Людмила вскочила. Из её глаз брызнули слёзы.
– Мне нужен покой! Не думаешь обо мне, подумай о своём сыне! Ему нужна здоровая мать! Комната без сумас… соседки! Деньги, наконец! Нормальные деньги, а не то, что останется от… чужого ребёнка!
В тот ноябрьский день с деревьев облетели последние листья. Небо набрякло сизыми тучами. Нас вышла встречать Валентина Георгиевна. На её лице застыла вежливая маска. Она погладила Кнопку.
Какой толк гладить человека по голове, если на нём шерстяная шапка?
– Ну вот, Машенька, – улыбнулась она – ребятки по тебе очень скучали. А ты по ним скучала?
Кнопка снова прижимала к груди совсем уже потрепанного Боку. Или это он прижимал её? Но смотрела Кнопка на меня. Обиды или удивления в этом недетском взгляде не было. Помню, обнимал её, что-то обещал, целовал холодные от первых заморозков щёки. Потом сел в машину и выехал за ворота. Я не оглядывался, но фигурка, сросшаяся со своей плюшевой константой, маячила в зеркале заднего вида. Даже, когда я повернул за угол.
Когда проехал пять кварталов.
Когда продал машину…
Раз, вернувшись с работы, я увидел ползающую по полу Людмилу. Смеясь, она целовала пухлую пяточку сына. Счастье её было незамутнённым и полным.
Я сложил в сумку кое-какую одежду, бритву, сунул туда же номер "Огонька" (кажется, за август) и ушёл.
Ни сына, ни бывшую жену я с тех пор не видел. Платил алименты. Слышал, что Людмила очень удачно вышла замуж.
Не видел я и Кнопку.
Мутной сывороткой туманилось утро. Первые заморозки. Я сидел, привалившись затылком к колодцу. Горло саднило, точно я всю ночь пытался переорать гудок парохода. Снова вспомнилось фото актрисы из "Огонька". Бесчувственные поезда. Покинутые деревни. Всё, что было оставлено, забыто, вычеркнуто мной или кем-то. Что рождало Пустоту, взявшую много лет назад мой след.
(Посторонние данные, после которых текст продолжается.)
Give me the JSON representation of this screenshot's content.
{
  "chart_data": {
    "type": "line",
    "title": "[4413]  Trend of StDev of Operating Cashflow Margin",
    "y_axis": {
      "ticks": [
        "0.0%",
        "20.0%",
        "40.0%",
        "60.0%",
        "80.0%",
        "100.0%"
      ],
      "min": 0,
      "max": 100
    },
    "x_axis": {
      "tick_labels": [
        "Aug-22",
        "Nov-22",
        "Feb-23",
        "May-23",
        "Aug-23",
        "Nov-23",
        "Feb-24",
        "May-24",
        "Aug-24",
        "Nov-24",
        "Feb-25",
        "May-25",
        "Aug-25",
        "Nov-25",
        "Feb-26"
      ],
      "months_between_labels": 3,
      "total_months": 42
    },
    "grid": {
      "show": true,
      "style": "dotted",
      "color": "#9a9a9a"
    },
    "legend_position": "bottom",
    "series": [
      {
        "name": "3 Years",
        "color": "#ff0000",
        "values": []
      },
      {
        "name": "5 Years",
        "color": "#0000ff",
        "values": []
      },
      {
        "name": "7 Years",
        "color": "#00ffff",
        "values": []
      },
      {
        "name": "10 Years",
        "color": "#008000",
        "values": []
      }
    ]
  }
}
Хрустнула ветка. Ко мне пробиралась Настасья.
Мы сидели за столом в её избушке. Старуха подливала в мою тарелку щи, ничего не спрашивала. Первым нарушил тишину я.
– Много сюда ходят?
– К колодцу-то? Теперь мало. – Настасья потёрла губы сухонькой ручкой. – Раньше много ходило. Издалека приезжали… Может, срам сейчас людей не так мает? Человека что мытарит? Срам его мытарит. А мы сраму-то своего никому не кажем. От себя и то прячем. А куда ему деваться, если уж сотворили его? Никуда и не девается. Поедом изнутра ест, хвори разные насылает. Колодец срам твой на глаза вытягивает. А дальше с ним что хошь делай.